Curators and cavers: How a tip from a citizen scientist led to deep discoveries in Utah’s caves


Scientists from the Natural History Museum of Utah have taken a deep dive into the not-so-distant past thanks to a friendly tip from Utah’s caving community. In a paper published this week by the Journal of Mammalogy, five scientists from the Natural History Museum of Utah (NHMU) and colleagues from Utah’s caving community have published the first research from their collaborative field work effort deep in Utah’s caves.

The journal’s feature article reveals why caves make such compelling research archives; what was uncovered in Boomerang Cave in northern Utah; why skeletal remains provide new access to hard-to-get data from the recent past; and offers a new zoological baseline for mammalian changes in an alpine community.

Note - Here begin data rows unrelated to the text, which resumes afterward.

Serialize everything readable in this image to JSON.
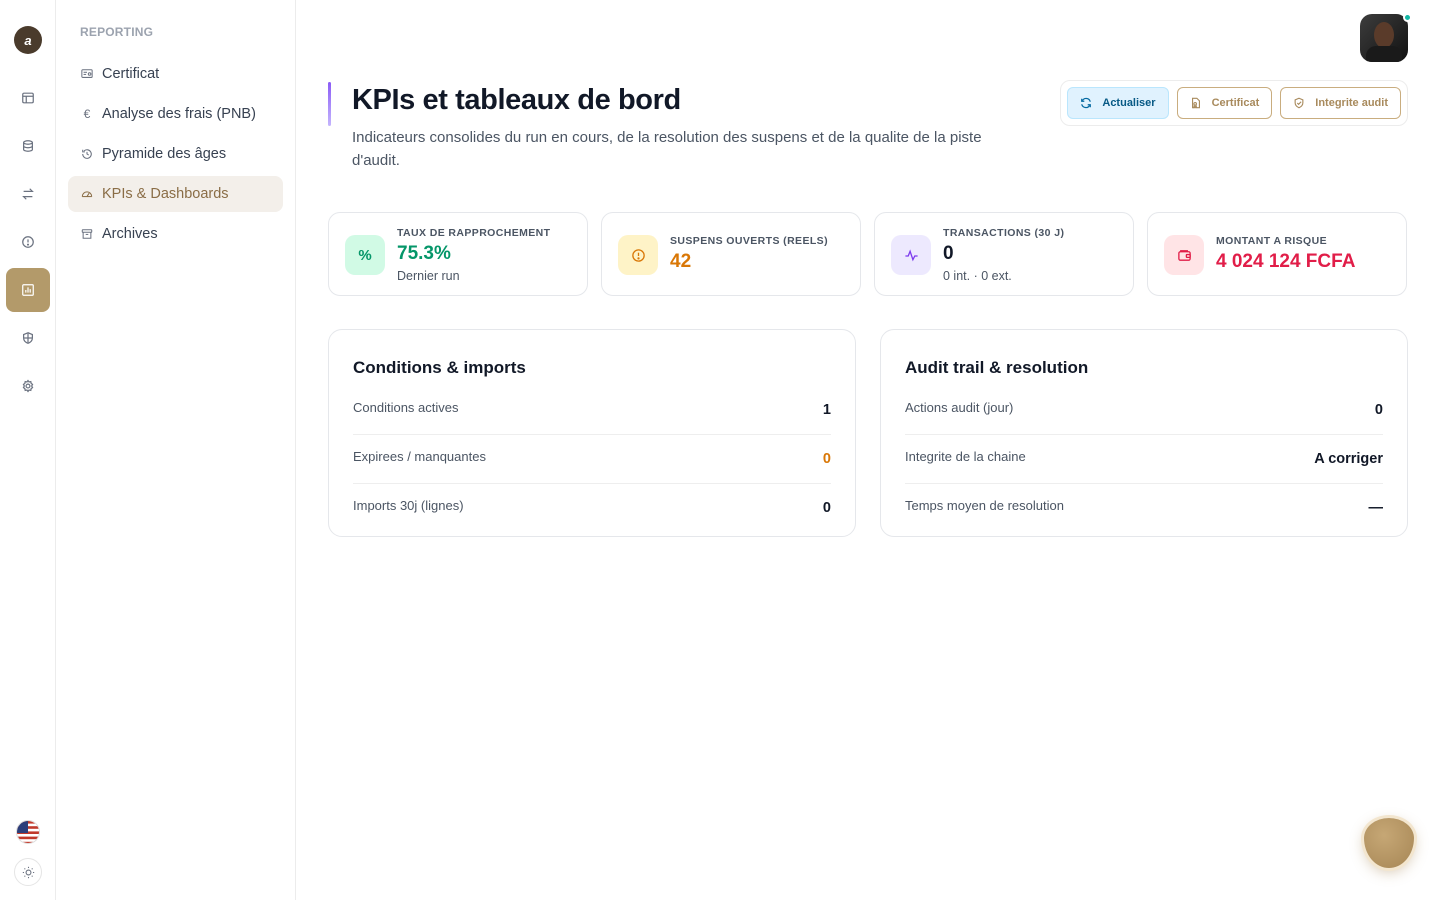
{
  "colors": {
    "accent": "#b39a6a",
    "primary_btn_bg": "#e0f2fe",
    "green": "#059669",
    "orange": "#d97706",
    "crimson": "#e11d48"
  },
  "rail": {
    "logo_text": "a",
    "items": [
      {
        "icon": "layout-icon"
      },
      {
        "icon": "database-icon"
      },
      {
        "icon": "arrows-swap-icon"
      },
      {
        "icon": "alert-circle-icon"
      },
      {
        "icon": "bar-chart-icon",
        "active": true
      },
      {
        "icon": "shield-icon"
      },
      {
        "icon": "settings-icon"
      }
    ],
    "flag": "us-flag-icon",
    "theme": "sun-icon"
  },
  "subnav": {
    "section": "REPORTING",
    "items": [
      {
        "label": "Certificat",
        "icon": "certificate-icon"
      },
      {
        "label": "Analyse des frais (PNB)",
        "icon": "euro-icon"
      },
      {
        "label": "Pyramide des âges",
        "icon": "history-icon"
      },
      {
        "label": "KPIs & Dashboards",
        "icon": "gauge-icon",
        "active": true
      },
      {
        "label": "Archives",
        "icon": "archive-icon"
      }
    ]
  },
  "header": {
    "title": "KPIs et tableaux de bord",
    "subtitle": "Indicateurs consolides du run en cours, de la resolution des suspens et de la qualite de la piste d'audit.",
    "actions": {
      "refresh": "Actualiser",
      "certificate": "Certificat",
      "integrity": "Integrite audit"
    }
  },
  "kpis": [
    {
      "label": "TAUX DE RAPPROCHEMENT",
      "value": "75.3%",
      "sub": "Dernier run",
      "icon": "percent-icon"
    },
    {
      "label": "SUSPENS OUVERTS (REELS)",
      "value": "42",
      "icon": "alert-circle-icon"
    },
    {
      "label": "TRANSACTIONS (30 J)",
      "value": "0",
      "sub": "0 int. · 0 ext.",
      "icon": "activity-icon"
    },
    {
      "label": "MONTANT A RISQUE",
      "value": "4 024 124 FCFA",
      "icon": "wallet-icon"
    }
  ],
  "panels": {
    "conditions": {
      "title": "Conditions & imports",
      "rows": [
        {
          "label": "Conditions actives",
          "value": "1"
        },
        {
          "label": "Expirees / manquantes",
          "value": "0"
        },
        {
          "label": "Imports 30j (lignes)",
          "value": "0"
        }
      ]
    },
    "audit": {
      "title": "Audit trail & resolution",
      "rows": [
        {
          "label": "Actions audit (jour)",
          "value": "0"
        },
        {
          "label": "Integrite de la chaine",
          "value": "A corriger"
        },
        {
          "label": "Temps moyen de resolution",
          "value": "—"
        }
      ]
    }
  }
}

“To understand the impacts of climate on alpine ecosystems, we record current mammal species — mostly through trapping. But that method doesn’t tell us anything about the mammalian diversity in the recent past,” said Kaedan O’Brien, lead author and anthropology PhD candidate at the University of Utah. “So not a lot of study has been done on past alpine ecosystems because they are harder to get to, and when you do there is a slim chance of finding older skeletal remains intact.”

In NHMU Chief Curator and paleoecologist Dr. Tyler Faith’s words, “We want to know what animals were there in the 1800s, but that’s nearly impossible in the absence of historical records. How do we document the recent past without a time machine?” An out-of-the-blue email from local caver and study co-author Eric Richards offered an unexpected method of time travel: repelling hundreds of feet down into Utah’s caves to find what may have fallen in — and when.

In early 2019, Richards emailed NHMU Curator of Paleontology Dr. Randy Irmis to ask if he or the museum had any interest in the animal bones that he’d been finding on Utah cave adventures, and he sent photographs. Irmis replied right away, including colleague Dr. Tyler Faith and O’Brien, a PhD student in Faith’s lab. The group met, hit it off, and after a couple of trial outings for equipment training, Faith and Irmis were lowering themselves into caves to collect bones of by-gone animals.

“To be clear, this project would have never happened without the cavers reaching out to us, and investing time, and training with us. Eric and his wife Fumiko literally ‘showed us the ropes.'” said Faith. “I hope people realize that research isn’t just done by scientists who work at the museum, it can be public collaboration — in this case with trained experts (do not try this at home).”

After Faith obtained a research permit from the U.S. Forest Service in September 2019, Richards took the team to Boomerang Cave in the Bear River Range where they collected specimens for lab analysis at the museum. O’Brien managed the lion’s share of that work, upon which the paper is based.

“Identifying skeletal remains is painstaking work, because you just go bone by bone, sorting by size and element, and then comparing them with regional museum voucher specimens,” said O’Brien. But the result is exciting.

Using radiocarbon dating, fossils found in Boomerang Cave were shown to span the past 3,000 years, with the bulk from the last 1000 years or so. Comparison of these fossils to museum records and present-day mammals collected by co-authors and NHMU zoologists, Dr. Eric Rickart and Katrina Derieg, showed that the cave provided a faithful reflection of mammal diversity in the area. Perhaps most exciting is that the fossils also revealed the presence of species unknown to the region, like Merriam’s shrew. The full list of fossils is in the current Journal of Mammalogy, along with more on why this research matters.

“Our work highlights the value of collecting skeletal remains from caves as a convenient and accurate method for understanding the mammal communities” said Irmis. “Caves help us create comprehensive and long-term records and better understand how animals have changed in the recent past.”

Faith, Irmis, and O’Brien credit the ongoing success of this research to the curiosity and generosity of Utah’s caving community.